Theta Delta Chi fraternity named in amended Union College lawsuit

Theta Delta Chi fraternity named in amended Union College lawsuit
Theta Delta Chi is housed in the Edwards House on Lenox Road in Schenectady.
Photographer: Marc Schultz

SCHENECTADY -- The Theta Delta Chi fraternity at Union College has been named in an updated lawsuit alleging the college mishandled the 2017 rape complaint of a first-year female student.

An amended complaint from an unnamed Jane Doe filed April 22 listed the fraternity as a new defendant in the lawsuit, which was originally filed March 1 in federal court, and suggested other women have come forward with their own stories about how Union mishandled their sexual assault allegations.
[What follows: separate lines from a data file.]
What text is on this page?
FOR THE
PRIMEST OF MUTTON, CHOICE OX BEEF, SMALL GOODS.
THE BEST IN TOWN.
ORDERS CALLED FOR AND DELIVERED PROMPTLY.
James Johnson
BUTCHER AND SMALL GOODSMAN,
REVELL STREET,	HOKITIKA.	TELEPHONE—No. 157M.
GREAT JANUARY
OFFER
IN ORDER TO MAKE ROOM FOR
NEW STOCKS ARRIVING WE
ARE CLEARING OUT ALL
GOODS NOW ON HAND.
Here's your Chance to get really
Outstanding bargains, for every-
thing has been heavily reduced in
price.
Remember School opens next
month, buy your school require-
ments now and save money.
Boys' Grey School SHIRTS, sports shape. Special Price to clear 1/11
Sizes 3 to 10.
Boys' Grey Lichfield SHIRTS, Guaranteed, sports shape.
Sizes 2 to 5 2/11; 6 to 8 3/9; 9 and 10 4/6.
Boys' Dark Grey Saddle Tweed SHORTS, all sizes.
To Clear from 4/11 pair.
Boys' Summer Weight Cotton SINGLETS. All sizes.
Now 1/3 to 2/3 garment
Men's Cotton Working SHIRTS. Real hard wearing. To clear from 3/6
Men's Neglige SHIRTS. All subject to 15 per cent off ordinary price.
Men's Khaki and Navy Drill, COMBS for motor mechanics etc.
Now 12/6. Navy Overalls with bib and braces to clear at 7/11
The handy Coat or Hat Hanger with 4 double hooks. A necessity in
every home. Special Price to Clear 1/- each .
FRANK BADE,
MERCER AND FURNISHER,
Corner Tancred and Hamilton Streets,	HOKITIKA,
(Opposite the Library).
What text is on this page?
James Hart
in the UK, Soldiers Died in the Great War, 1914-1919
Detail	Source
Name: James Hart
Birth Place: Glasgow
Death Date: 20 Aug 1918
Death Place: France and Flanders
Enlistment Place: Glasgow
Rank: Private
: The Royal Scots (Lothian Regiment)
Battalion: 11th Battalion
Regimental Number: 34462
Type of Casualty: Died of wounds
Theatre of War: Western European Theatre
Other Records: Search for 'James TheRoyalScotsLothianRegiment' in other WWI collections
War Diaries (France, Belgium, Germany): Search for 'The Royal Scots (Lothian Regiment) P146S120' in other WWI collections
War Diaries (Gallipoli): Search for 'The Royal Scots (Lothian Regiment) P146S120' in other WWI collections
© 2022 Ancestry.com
The amended complaint added new details to allegations that paint a picture of a party culture fueled by drugs and alcohol that could be unsafe for students, especially young women. The lawsuit claims the Theta Delta Chi fraternity’s parties “are known by the entire college community to pose a significant risk to female students of sexual assault, harassment and sexual violence.”

The suit alleges the fraternity has a “long-standing reputation” of spiking the drinks of female party-goers with drugs in an effort to take advantage of them. The complaint argues Union College officials have fostered a social scene dominated by fraternities and with “little to no effort to regulate or oversee” fraternity parties.

“The college has permitted and condoned its all-male fraternities, including and especially TD Chi, to foster a social environment rampant with sexual violence and harassment towards women,” the suit alleges.

The lawsuit’s broader case, mostly unchanged in the amended complaint, accuses Union officials of failing to respond to the female student’s fall 2017 report of being raped at an off-campus apartment by an upperclassmen student she met at an off-campus Theta Delta Chi party. The suit also outlines a litany of ways the plaintiff feels her case was unfairly handled by a college panel that reviews sexual misconduct complaints.

Theta Delta Chi fraternity was founded at Union College in the mid-1800s and has spread to other campuses across the country. In 2016, the fraternity was kicked out of its on-campus house after it was found responsible for hazing. The fraternity was allowed to return to campus at the start of this school year, taking up residence at the Edwards House on Lenox Road after fulfilling the conditions of its probation with the school.

Officials with the Theta Delta Chi national office did not return a message seeking comment on Tuesday.

The amended complaint also alleged that “no less than five women” in recent years experienced similar instances of sexual assault complaints being “willfully ignored” or mishandled. The complaint further accused college officials of “a policy of covering up complaints and instances of sexual misconduct on campus,” including discouraging victims from involving local police.

“These women’s complaints fell on deaf ears, with the college sometimes even telling the complainants that it refused to look into their assaults at all,” the updated complaint alleged. “The college’s policy with respect to the handling of sexual assault cases is to keep it quiet and internal – leading often time to the further victimization of its female students.”

In the week after the initial suit was filed, the plaintiff’s attorney, New York City-based Andrew Miltenberg, said he had heard from other women who recounted similar stories of college officials mishandling their cases. Miltenberg at the time said it was possible those experiences could result in future lawsuits.

“It suggests to me there is a real problem at Union,” Miltenberg said last month. “It’s unfortunate that it takes starting a lawsuit that brings out all of this ugliness.”

Union College spokesman Phil Wajda on Tuesday said the college was aware of the updated complaint and said the college would respond through the legal process.

“We remain confident that the facts of the case will show the college acted appropriately, timely, and in accordance with its established policies and procedures,” Wajda said in a written statement.

Before the lawsuit was updated last week, lawyers representing Union College had moved for the suit to be dismissed outright. The college’s attorneys argued the college adhered to its internal procedures for handling sexual assault allegations and that the suit failed to sufficiently state claims that could be litigated in court.

“Despite Union College’s adherence to its written policies and procedures, plaintiff now asks this court to substitute her judgment for that of Union College’s [sexual misconduct review] panel in this internal disciplinary matter,” the college’s attorneys wrote in its motion to dismiss.

The amended lawsuit was first reported by the student newspaper at Union, the Concordiensis.